A decision from U.S. District Court in Washington is expected by sometime in May.
The environmental concerns, and persistent challenges from opponents, prompted officials in the corps’ Memphis district to add an unusual amount of restoration work to the project.
In fact, up to $38 million – or 35 percent – of the project’s cost will come from environmental-restoration efforts or features that minimize ecological damage, said Larry Sharpe, the corps’ project manager for the New Madrid work.
“Heretofore, for most projects a fairly high number was 15 percent (for environmental features),” he said.
The corps refined the project, even drafted a new record of decision, and outlined new ways to improve the environmental aspects of the initiatives, Sharpe said.
As a result, the “mitigation” features of the project include plans for massive reforestation in the basin.
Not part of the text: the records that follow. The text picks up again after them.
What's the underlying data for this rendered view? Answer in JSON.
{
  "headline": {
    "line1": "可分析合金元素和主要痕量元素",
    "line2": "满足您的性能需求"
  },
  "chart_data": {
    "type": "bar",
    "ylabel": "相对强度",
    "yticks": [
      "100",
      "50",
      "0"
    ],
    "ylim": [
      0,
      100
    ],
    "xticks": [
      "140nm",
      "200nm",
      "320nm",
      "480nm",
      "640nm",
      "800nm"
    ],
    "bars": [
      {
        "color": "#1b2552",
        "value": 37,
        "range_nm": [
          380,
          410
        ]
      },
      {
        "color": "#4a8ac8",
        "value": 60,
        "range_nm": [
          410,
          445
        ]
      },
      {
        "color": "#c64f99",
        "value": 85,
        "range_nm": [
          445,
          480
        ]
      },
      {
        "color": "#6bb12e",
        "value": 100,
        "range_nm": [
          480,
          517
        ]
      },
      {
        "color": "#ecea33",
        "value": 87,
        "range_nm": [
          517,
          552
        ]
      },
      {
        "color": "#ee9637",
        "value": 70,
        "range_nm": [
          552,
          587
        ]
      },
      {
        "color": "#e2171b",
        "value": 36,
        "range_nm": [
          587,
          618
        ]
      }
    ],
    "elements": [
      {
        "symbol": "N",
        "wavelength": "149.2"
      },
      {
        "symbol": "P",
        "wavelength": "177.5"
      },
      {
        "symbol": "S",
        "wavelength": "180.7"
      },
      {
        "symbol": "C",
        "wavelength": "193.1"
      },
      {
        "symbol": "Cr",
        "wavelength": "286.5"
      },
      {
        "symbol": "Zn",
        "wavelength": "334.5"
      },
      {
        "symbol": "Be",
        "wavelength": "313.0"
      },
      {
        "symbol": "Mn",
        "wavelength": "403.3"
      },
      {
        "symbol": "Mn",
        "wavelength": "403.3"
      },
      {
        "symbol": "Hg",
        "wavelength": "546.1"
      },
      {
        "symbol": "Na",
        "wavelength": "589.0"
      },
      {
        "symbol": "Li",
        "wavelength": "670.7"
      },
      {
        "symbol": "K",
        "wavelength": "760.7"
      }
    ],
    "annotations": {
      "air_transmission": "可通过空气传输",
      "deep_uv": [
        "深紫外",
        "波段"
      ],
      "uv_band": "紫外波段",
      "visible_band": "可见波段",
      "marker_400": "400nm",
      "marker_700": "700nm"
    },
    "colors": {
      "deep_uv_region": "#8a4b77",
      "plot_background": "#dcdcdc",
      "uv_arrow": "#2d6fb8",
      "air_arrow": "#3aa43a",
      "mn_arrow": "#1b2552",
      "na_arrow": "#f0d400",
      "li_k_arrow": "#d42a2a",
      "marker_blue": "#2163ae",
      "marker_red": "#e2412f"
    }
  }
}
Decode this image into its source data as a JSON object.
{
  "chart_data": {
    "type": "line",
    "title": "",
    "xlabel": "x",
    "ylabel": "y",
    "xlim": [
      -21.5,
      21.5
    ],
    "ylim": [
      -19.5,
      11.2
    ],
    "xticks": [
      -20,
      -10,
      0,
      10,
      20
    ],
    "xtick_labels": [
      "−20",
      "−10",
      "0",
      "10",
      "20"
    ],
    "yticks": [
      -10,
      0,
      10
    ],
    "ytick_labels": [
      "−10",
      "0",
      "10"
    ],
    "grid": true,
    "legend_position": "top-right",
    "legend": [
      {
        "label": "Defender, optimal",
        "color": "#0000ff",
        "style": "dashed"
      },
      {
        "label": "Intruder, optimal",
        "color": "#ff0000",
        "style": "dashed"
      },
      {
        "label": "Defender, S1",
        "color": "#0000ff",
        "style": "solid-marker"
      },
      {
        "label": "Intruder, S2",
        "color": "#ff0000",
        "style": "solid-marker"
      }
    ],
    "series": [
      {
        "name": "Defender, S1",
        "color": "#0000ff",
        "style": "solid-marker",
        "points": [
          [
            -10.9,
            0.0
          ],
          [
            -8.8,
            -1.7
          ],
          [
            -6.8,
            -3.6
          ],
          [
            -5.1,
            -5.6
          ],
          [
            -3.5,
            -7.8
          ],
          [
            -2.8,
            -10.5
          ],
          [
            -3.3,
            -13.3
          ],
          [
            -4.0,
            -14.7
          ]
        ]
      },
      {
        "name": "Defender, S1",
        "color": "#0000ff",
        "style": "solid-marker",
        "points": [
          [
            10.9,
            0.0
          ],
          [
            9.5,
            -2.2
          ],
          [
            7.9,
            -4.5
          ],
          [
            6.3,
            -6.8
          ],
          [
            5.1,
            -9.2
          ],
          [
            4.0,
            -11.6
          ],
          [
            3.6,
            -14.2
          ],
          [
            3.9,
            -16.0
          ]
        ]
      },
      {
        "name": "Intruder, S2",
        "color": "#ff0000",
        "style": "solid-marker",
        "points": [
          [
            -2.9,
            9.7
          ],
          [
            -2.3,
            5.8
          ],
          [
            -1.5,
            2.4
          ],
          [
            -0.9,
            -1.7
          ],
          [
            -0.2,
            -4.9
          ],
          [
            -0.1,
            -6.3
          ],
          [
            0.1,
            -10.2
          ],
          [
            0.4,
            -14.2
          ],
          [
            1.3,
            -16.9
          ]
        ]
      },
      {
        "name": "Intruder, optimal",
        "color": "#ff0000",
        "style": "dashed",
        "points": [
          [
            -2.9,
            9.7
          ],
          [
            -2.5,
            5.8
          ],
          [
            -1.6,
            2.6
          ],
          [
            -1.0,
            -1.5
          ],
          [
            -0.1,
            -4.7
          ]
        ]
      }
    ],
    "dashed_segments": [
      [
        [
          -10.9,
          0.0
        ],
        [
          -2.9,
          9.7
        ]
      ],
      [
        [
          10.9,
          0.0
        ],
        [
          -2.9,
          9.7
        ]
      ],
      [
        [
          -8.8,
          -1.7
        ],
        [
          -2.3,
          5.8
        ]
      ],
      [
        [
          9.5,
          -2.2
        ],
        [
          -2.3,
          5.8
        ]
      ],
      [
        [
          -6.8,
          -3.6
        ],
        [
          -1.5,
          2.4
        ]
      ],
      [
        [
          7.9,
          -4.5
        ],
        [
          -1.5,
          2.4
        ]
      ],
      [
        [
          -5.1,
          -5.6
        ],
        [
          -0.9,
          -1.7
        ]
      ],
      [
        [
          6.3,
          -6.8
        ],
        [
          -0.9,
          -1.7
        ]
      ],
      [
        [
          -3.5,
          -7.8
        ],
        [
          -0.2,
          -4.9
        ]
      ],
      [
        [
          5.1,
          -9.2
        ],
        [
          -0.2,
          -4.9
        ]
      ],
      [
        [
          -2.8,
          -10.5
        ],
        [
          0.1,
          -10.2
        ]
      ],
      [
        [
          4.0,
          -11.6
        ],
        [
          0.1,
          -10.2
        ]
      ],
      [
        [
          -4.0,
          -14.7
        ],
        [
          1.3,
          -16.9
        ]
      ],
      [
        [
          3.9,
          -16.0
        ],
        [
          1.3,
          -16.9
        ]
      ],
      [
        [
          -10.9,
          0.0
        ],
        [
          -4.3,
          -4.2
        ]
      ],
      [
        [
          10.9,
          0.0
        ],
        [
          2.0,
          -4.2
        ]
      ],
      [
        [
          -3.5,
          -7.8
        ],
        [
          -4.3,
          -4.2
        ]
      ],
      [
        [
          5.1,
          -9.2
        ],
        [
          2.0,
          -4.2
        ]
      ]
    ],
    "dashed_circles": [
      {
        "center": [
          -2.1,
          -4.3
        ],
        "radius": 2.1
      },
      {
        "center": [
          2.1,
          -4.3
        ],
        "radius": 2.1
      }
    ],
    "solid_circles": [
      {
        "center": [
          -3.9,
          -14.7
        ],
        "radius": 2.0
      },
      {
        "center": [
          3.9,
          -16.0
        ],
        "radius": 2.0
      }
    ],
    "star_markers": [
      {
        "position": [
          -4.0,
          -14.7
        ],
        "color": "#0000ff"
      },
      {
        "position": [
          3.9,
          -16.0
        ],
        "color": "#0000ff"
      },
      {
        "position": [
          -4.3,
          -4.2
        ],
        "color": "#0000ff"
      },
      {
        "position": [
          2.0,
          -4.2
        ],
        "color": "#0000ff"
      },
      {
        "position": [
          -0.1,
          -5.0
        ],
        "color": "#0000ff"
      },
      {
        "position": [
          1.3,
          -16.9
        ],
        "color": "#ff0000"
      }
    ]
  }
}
More than 1.5 million trees would be planted across more than 5,000 acres of the New Madrid Floodway and St. Johns Bayou.
In addition, the corps would build a culvert structure with a gate to funnel water from the Mississippi into Big Oak Tree State Park, located more than 10 miles east of New Madrid.
The park is home to a dozen state champion-sized trees, including a bur oak that rises as high as a 15-story building. But because of levees and other alterations to the hydrology of the forest, “the old champion trees are dying and are not being replaced,” states a sign in the park.
The culvert project will be complex. “You want to get enough water into the park, but not impact the neighboring landowners,” said Danny Ward, a fish and wildlife biologist with the corps.
Sharpe said that with the environmental features, the overall impact of the New Madrid project is positive.
But Searchinger and other environmentalists say otherwise.
“Fish can’t swim through walls,” Searchinger said, referring to the levee closure that will cut off the floodplain.
He also contends the corps violated federal law by using “distorted analyses” in assessing the costs, benefits and need for environmental mitigation associated with the project.
Ted Heisel, attorney for the Missouri Coalition for the Environment, called the New Madrid initiative “one of the biggest wetland-drainage projects in the country.”
Heisel said that not even the extensive reforestation and other environmental work planned by the corps compensates for the damage.
“We’d rather them do that (reforestation) than not, but it doesn’t offset all the damage from the project,” he said.